Fighting Covid the scientific and humanitarian way

Two days ago I got an urgent SOS asking me if I knew any Covid-recovered patient as a colleague’s relative down with the coronavirus needed a plasma donor. He needed to undergo the convalescent plasma therapy to build his immunity to fight the virus. The need was urgent, for the patient had already spent over […]

by Priya Sahgal - July 5, 2020, 12:20 am

Two days ago I got an urgent SOS asking me if I knew any Covid-recovered patient as a colleague’s relative down with the coronavirus needed a plasma donor. He needed to undergo the convalescent plasma therapy to build his immunity to fight the virus. The need was urgent, for the patient had already spent over ten days on the ventilator. The plasma therapy uses the antibodies from the blood of a cured patient to treat a current patient. 

Messages were put out on social media from Twitter, Facebook and WhatsApp and we were soon directed to Doondh. com, a website designed by two Delhi boys to help people in exactly this kind of a situation. The idea behind this website is simple: It asks Covid-recovered patients to register if they are keen to become a donor. Patients requiring the plasma therapy too can log on with their details, and what the website does is to match the two depending on blood groups, locations, etc. As the web page explains: “We know what it feels like when a loved one is in the hospital with Covid-19. We know the gut-wrenching feeling you get when the docs tell you that plasma therapy is needed and the helplessness when they inform you that they don’t have enough in the hospital and you will have to find some.” Apparently one of the website’s founders Adwitiya Mal went through a similar experience sourcing plasma for his father-in-law, and it was after this that he got together with his childhood friend, Mukul Pahwa, to start this initiative. An investment of Rs 2.27 lakh got this website going mid-June. 

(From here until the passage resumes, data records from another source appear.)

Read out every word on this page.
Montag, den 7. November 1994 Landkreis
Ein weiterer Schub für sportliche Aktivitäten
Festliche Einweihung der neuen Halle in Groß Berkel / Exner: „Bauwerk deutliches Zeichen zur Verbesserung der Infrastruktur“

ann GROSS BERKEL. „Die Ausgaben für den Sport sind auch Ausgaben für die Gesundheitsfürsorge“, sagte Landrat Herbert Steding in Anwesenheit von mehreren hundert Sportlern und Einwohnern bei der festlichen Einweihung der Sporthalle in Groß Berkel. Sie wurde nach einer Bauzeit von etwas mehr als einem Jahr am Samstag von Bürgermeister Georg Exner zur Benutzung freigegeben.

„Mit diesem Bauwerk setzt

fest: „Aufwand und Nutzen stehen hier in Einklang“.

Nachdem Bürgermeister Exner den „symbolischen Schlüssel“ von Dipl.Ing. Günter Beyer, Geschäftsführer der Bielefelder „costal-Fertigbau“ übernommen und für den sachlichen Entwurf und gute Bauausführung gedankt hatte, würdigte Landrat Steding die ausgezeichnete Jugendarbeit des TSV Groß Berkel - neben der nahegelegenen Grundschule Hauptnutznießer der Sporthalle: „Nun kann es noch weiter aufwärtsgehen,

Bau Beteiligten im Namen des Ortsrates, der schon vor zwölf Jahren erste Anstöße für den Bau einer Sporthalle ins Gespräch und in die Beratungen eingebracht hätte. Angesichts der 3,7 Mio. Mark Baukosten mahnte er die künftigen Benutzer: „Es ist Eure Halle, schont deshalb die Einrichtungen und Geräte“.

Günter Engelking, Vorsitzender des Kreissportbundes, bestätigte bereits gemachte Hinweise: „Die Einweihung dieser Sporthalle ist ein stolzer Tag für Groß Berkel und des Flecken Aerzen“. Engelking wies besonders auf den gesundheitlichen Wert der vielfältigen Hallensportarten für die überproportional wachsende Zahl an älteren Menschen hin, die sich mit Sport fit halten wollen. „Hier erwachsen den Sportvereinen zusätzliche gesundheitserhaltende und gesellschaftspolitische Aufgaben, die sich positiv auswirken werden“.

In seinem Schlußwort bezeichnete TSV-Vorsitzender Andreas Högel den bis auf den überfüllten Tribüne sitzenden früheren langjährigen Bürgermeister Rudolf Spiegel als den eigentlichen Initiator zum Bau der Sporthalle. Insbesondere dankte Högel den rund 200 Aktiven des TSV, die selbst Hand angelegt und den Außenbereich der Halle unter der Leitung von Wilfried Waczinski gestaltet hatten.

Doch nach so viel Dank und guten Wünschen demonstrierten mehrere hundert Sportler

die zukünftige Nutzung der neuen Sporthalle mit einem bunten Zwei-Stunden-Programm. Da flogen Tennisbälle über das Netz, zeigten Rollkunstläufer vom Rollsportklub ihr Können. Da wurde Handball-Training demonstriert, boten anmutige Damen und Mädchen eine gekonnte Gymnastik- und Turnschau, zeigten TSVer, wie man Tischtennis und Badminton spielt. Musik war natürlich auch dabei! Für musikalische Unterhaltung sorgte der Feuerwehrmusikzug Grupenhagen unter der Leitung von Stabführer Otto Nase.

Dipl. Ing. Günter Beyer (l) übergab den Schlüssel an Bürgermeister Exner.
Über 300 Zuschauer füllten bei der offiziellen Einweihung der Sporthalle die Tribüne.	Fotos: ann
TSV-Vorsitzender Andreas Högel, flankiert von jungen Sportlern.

Such gestures are truly to be applauded for they engulf each one of us as part of one family fighting Covid together. These two are not the only ones, for queries on WhatsApp brought back an entire list of donors that’s out on Instagram of Covid-recovered patients, and others helping organise donors working at individual levels. Gestures like these, in times such as this, reaffirm one’s faith in humanity, especially when one has also heard stories of how doctors, nurses, pilots and air hostesses were being banned from their colonies for fear of carrying the infection. 

 Those who want to donate plasma need to be at least 28 days (some hospitals are okay with 14 days and two negative tests) recovered before they can donate. Then came another catch. Even though as many as four donors came forward, their blood did not have the requisite antibodies. Informal chats with doctors claim that in order to donate plasma, the titer of antibodies present has to be high. And so not every recovered patient can be a donor. Moreover, there is a much more worrying research coming in from Beijing. A paper published by the Chongging Medical University on 19 June, now claims that there could be a sharp decline in the presence of antibodies as early as two to three months after recovery. Where does this leave the immunity-building theory? 

 Clearly this is a virus that will take all our combined grit, scientific temper and humanitarian outreach to combat.